The corporate "buckets of money" problem - llambda
http://rachelbythebay.com/w/2013/02/10/buckets/
======
CoolGuySteve
Nice term. I've always noticed the problem, where a minor to mediocre win for
one team massively inconveniences the entire firm by a little bit.

I briefly worked at a bank once where email searching was disabled in Outlook
and would not be re-enabled no matter how many times you phoned them up. This
must have been a huge win for the tech guys and their support burden or
security concerns, but in the meantime, I couldn't find shit. I was seriously
hobbled in my day to day activities, If I didn't find an important email and
flag/archive it immediately upon receipt, it would get lost in the daily
deluge and I'd have to ask someone to forward it to me a week down the road.

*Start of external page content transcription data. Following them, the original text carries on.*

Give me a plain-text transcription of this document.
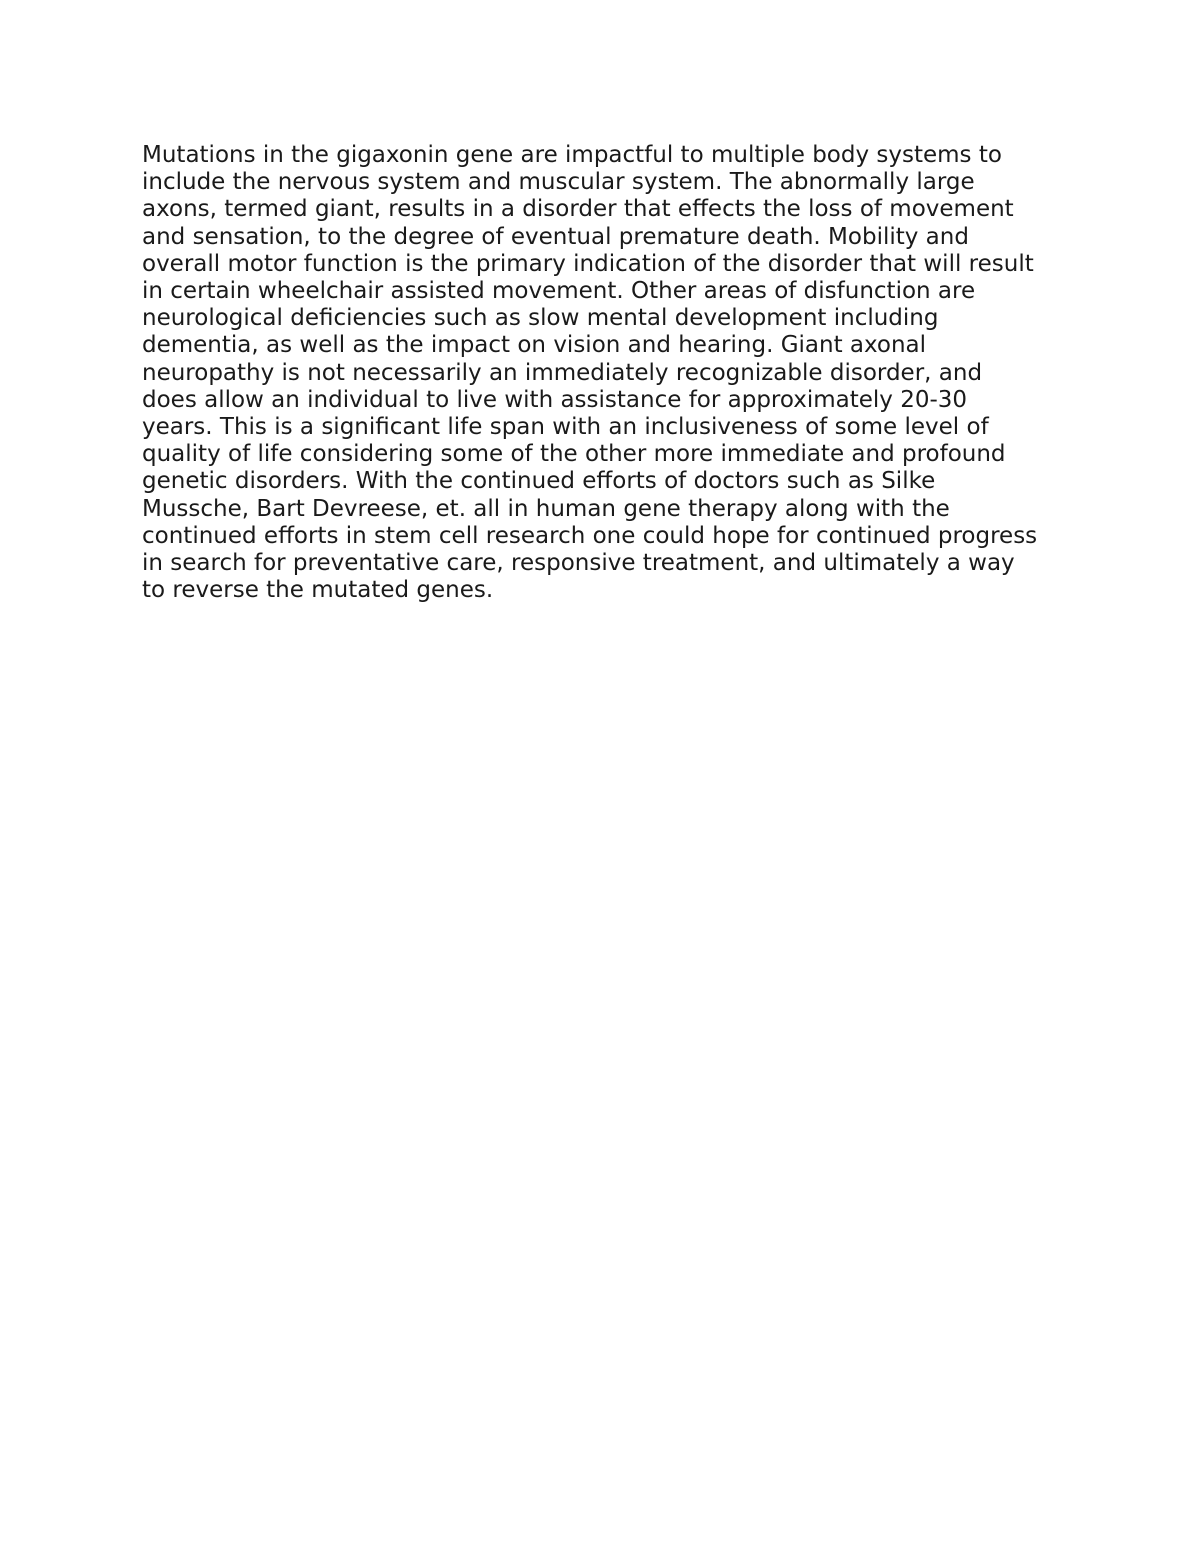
Mutations in the gigaxonin gene are impactful to multiple body systems to
include the nervous system and muscular system. The abnormally large
axons, termed giant, results in a disorder that effects the loss of movement
and sensation, to the degree of eventual premature death. Mobility and
overall motor function is the primary indication of the disorder that will result
in certain wheelchair assisted movement. Other areas of disfunction are
neurological deficiencies such as slow mental development including
dementia, as well as the impact on vision and hearing. Giant axonal
neuropathy is not necessarily an immediately recognizable disorder, and
does allow an individual to live with assistance for approximately 20-30
years. This is a significant life span with an inclusiveness of some level of
quality of life considering some of the other more immediate and profound
genetic disorders. With the continued efforts of doctors such as Silke
Mussche, Bart Devreese, et. all in human gene therapy along with the
continued efforts in stem cell research one could hope for continued progress
in search for preventative care, responsive treatment, and ultimately a way
to reverse the mutated genes.
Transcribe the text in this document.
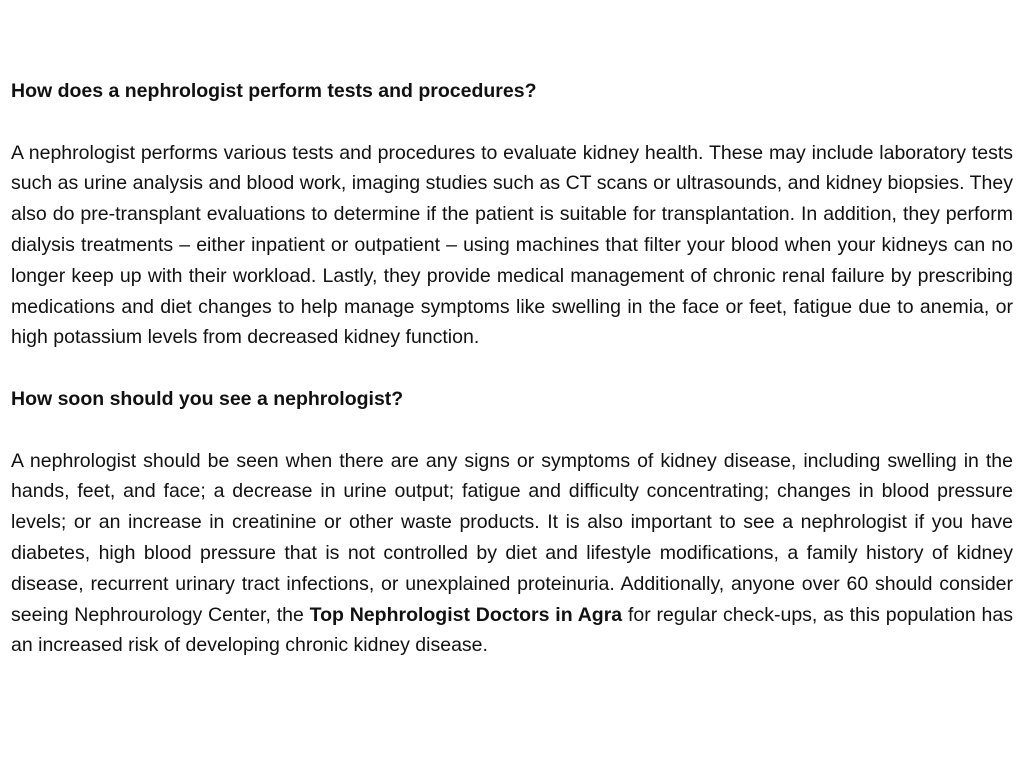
How does a nephrologist perform tests and procedures?

A nephrologist performs various tests and procedures to evaluate kidney health. These may include laboratory tests such as urine analysis and blood work, imaging studies such as CT scans or ultrasounds, and kidney biopsies. They also do pre-transplant evaluations to determine if the patient is suitable for transplantation. In addition, they perform dialysis treatments – either inpatient or outpatient – using machines that filter your blood when your kidneys can no longer keep up with their workload. Lastly, they provide medical management of chronic renal failure by prescribing medications and diet changes to help manage symptoms like swelling in the face or feet, fatigue due to anemia, or high potassium levels from decreased kidney function.

How soon should you see a nephrologist?

A nephrologist should be seen when there are any signs or symptoms of kidney disease, including swelling in the hands, feet, and face; a decrease in urine output; fatigue and difficulty concentrating; changes in blood pressure levels; or an increase in creatinine or other waste products. It is also important to see a nephrologist if you have diabetes, high blood pressure that is not controlled by diet and lifestyle modifications, a family history of kidney disease, recurrent urinary tract infections, or unexplained proteinuria. Additionally, anyone over 60 should consider seeing Nephrourology Center, the Top Nephrologist Doctors in Agra for regular check-ups, as this population has an increased risk of developing chronic kidney disease.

It was a fucking debacle. I seriously hope whoever made that decision got
fired, there is no excuse for that level of incompetence.

------
jacques_chester
This is pretty standard economics. Large command-and-control organisations
develop remarkable pathologies because it's basically impossible to have a
single set of objectives for any reasonably complex system of interacting
agents.

But so long as the "transaction cost" remains lower in the command structure
than in dealing with the market, stuff is done inhouse.

Then mix in the oddities which come from how budgeting works and you get
situations like these. Nobody really has a good fix. There are _better_ ways
of doing things (or at least, _different_ ways with different mixes of
drawbacks), but not necessarily an optimal solution.